# What the heck is it?



## Oldguy1 (Oct 16, 2007)

:Hi everyone!This is my first post.I fish mainly from bellair to pike island.Last sun.my buddy and i were jigging with minnows our main MOF.(mode of fishing)
I snagged a small fish the likes of which i have never seen before.I will do my best to describe it maybe someone out there will know what it is.It was approximately 3.5 to 4 inches long from the eyeball back it had the body of a pike or musky, long and skinny.but it did not have a predator mouth it had more of a bottom feeder mouth that is to say its mouth was more under its snout it was not a sucker mouth like a carp or sheephead.Its markings were really striking,it was mainly silver with very pronouced vertical stripes or bars the entire length of its body, some of the stripes were broken into two stripes
like a lightning bolt.It was a neat looking fish.We were low on bait so i used it for such,and caught a channel cat on the first cast.I tried to find stuff on the net with no luck,I found one site that had stream fish of ohio,nothing 
even close.Anyone out there know what it could be?Thanks for your time!


----------



## fshnfreak (Feb 24, 2007)

maybe a log perch darter


----------



## Wannabitawerm (Apr 13, 2004)

It's great channel cat bait is what it is!!

Seriously, does sound like some species of darter. I've never seen one that big, but there's a lot of things I haven't seen yet.


----------



## bkr43050 (Apr 5, 2004)

It does sound like a logperch darter. I have seen them in the size you mentioned as well. Here is a picture in case you have not seen this one.

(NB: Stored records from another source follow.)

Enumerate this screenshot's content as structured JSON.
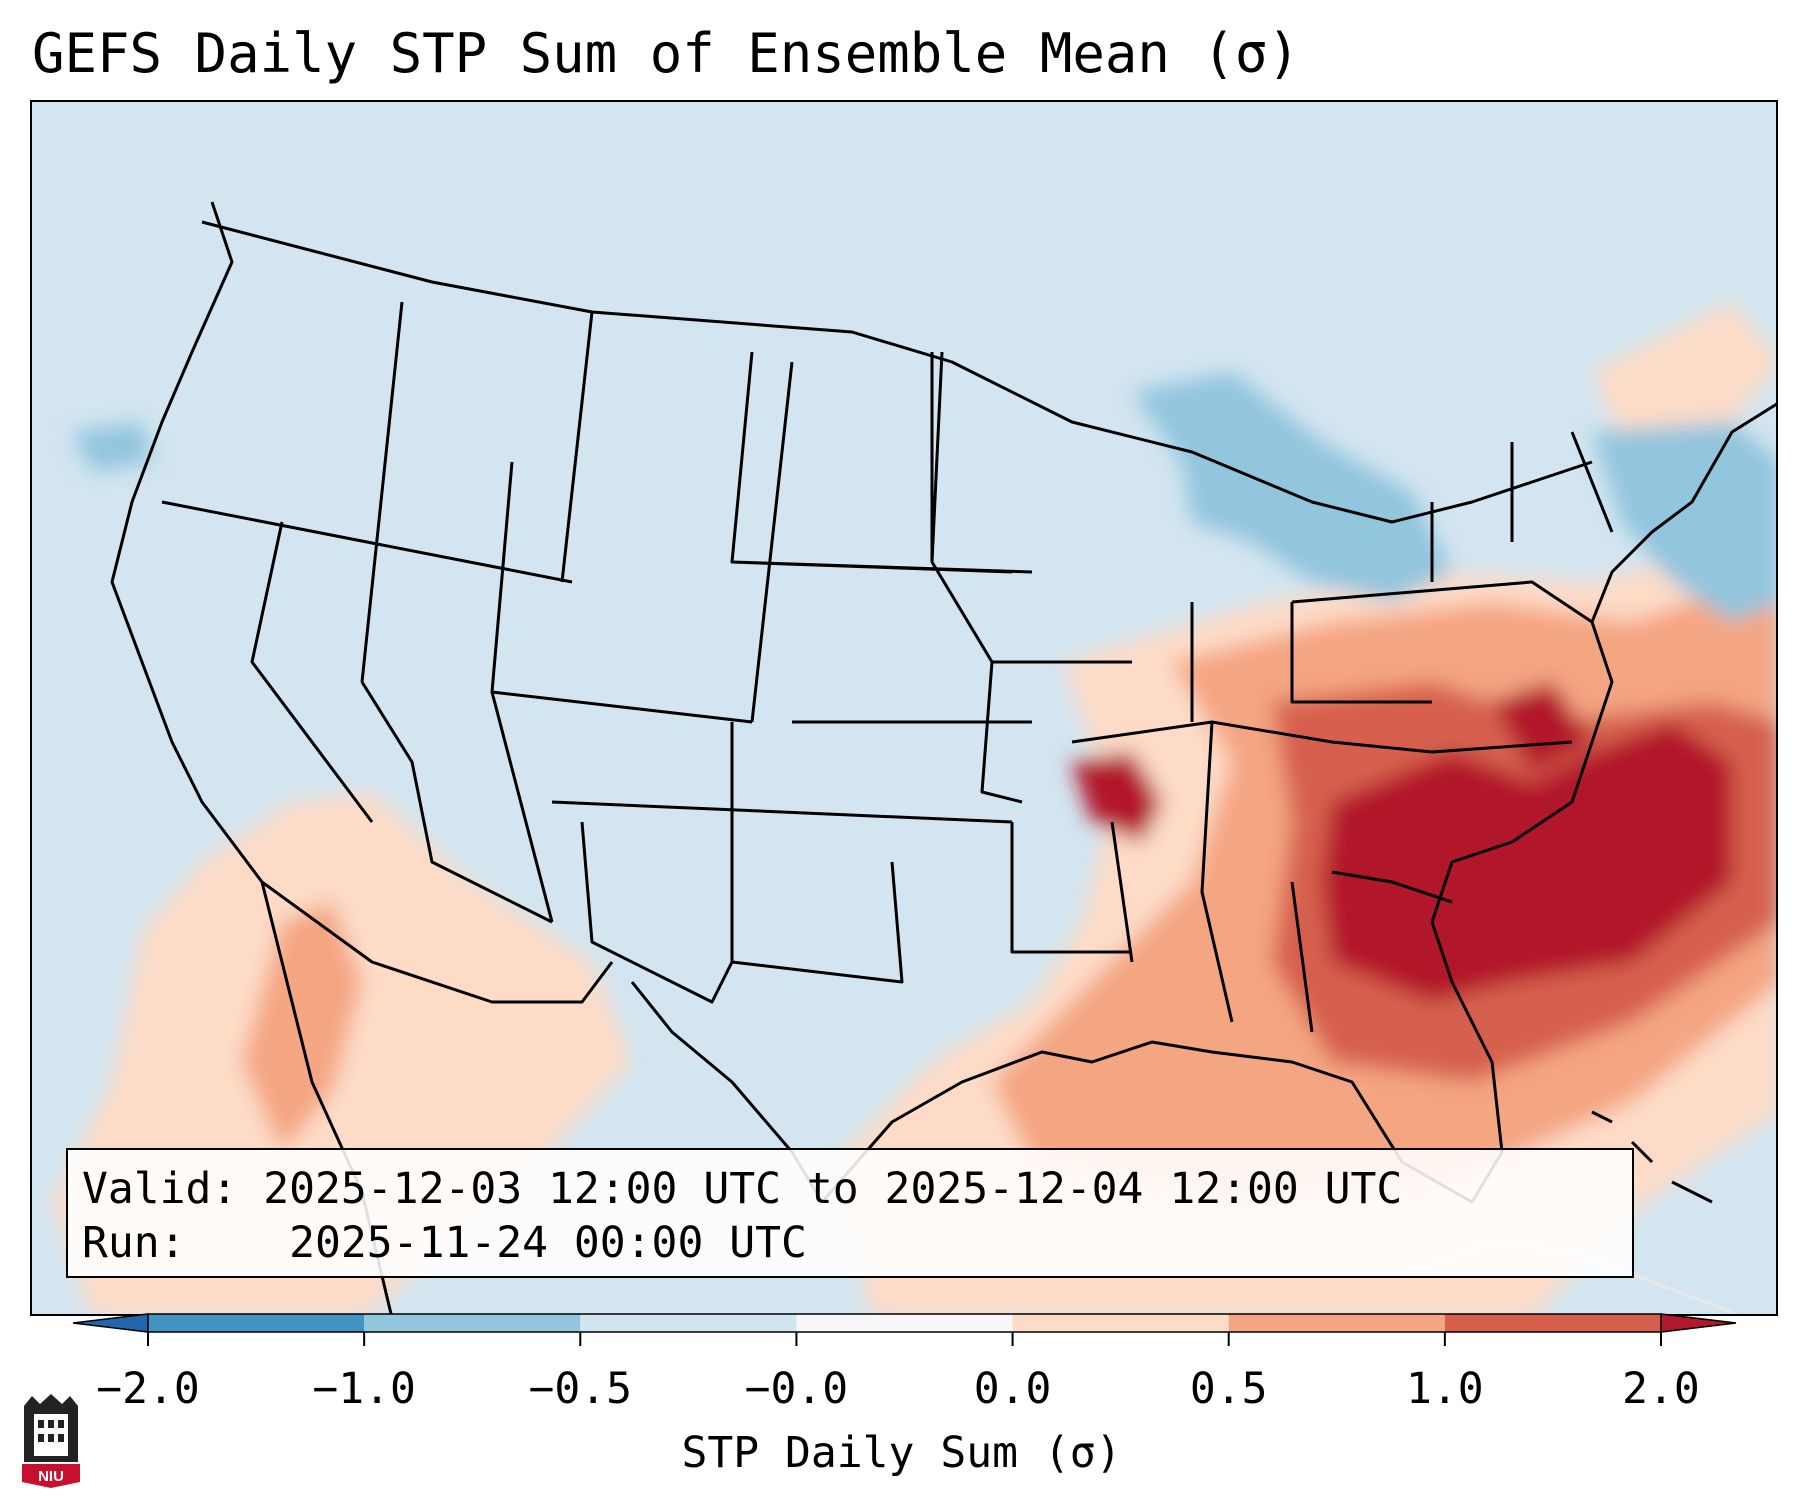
{
  "title": "GEFS Daily STP Sum of Ensemble Mean (σ)",
  "info": {
    "valid_label": "Valid:",
    "valid_value": "2025-12-03 12:00 UTC to 2025-12-04 12:00 UTC",
    "run_label": "Run:",
    "run_value": "2025-11-24 00:00 UTC"
  },
  "colorbar": {
    "label": "STP Daily Sum (σ)",
    "ticks": [
      "−2.0",
      "−1.0",
      "−0.5",
      "−0.0",
      "0.0",
      "0.5",
      "1.0",
      "2.0"
    ],
    "colors": [
      "#4393c3",
      "#92c5de",
      "#d1e5f0",
      "#f7f7f7",
      "#fddbc7",
      "#f4a582",
      "#d6604d"
    ],
    "extend_low_color": "#2166ac",
    "extend_high_color": "#b2182b"
  },
  "map": {
    "ocean_color": "#d2e5f0",
    "anomaly_colors": {
      "light_red": "#fddbc7",
      "mid_red": "#f4a582",
      "red": "#d6604d",
      "dark_red": "#b2182b",
      "light_blue": "#92c5de"
    }
  },
  "logo": {
    "text": "NIU",
    "color": "#c8102e"
  }
}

Also, here is the link to the Fish ID page for the ODNR site.


----------



## Fishman (Apr 5, 2004)

That's what it sounded like to me as well.


----------



## riverKing (Jan 26, 2007)

logperch are all over that river, watch using darters for bait though, there are alot of very endangered darters!


----------



## Oldguy1 (Oct 16, 2007)

Thanks guys,
I guess it must be a log perch darter,wish the picture had a little more contrast my eyes arnt what they used to be! Im going to start taking a camera like I should have been all along!Thanks again!


----------



## Snyd (May 5, 2004)

OldGuy1 - Yes it is a log perch - I was down in the Racine Pool last weekend and a few of these were caught.


----------



## Oldguy1 (Oct 16, 2007)

hey snyd,
you say a few were caught?how big were they?the one i caught i snagged. like i said ,it was only 3.5 to 4 inches ,its mouth was so small i doubt it could have been caught on a hook.anyone know how big a log perch darter gets?


----------



## CoolWater (Apr 11, 2004)

According to the ODNR they range generally from 2.8 to 6 inches with the record speciman being 7.1 inches. I've caught them on the fly rod in the Mohican River on several occasions.


----------



## Snyd (May 5, 2004)

Oldguy1 - The one we caught a few weekends ago was about the same size - I would say it was about 5 inches. It was caught on a silver Buddy.

I believe the other one that was caught by one of the other guys in a different boat was about the same size.


----------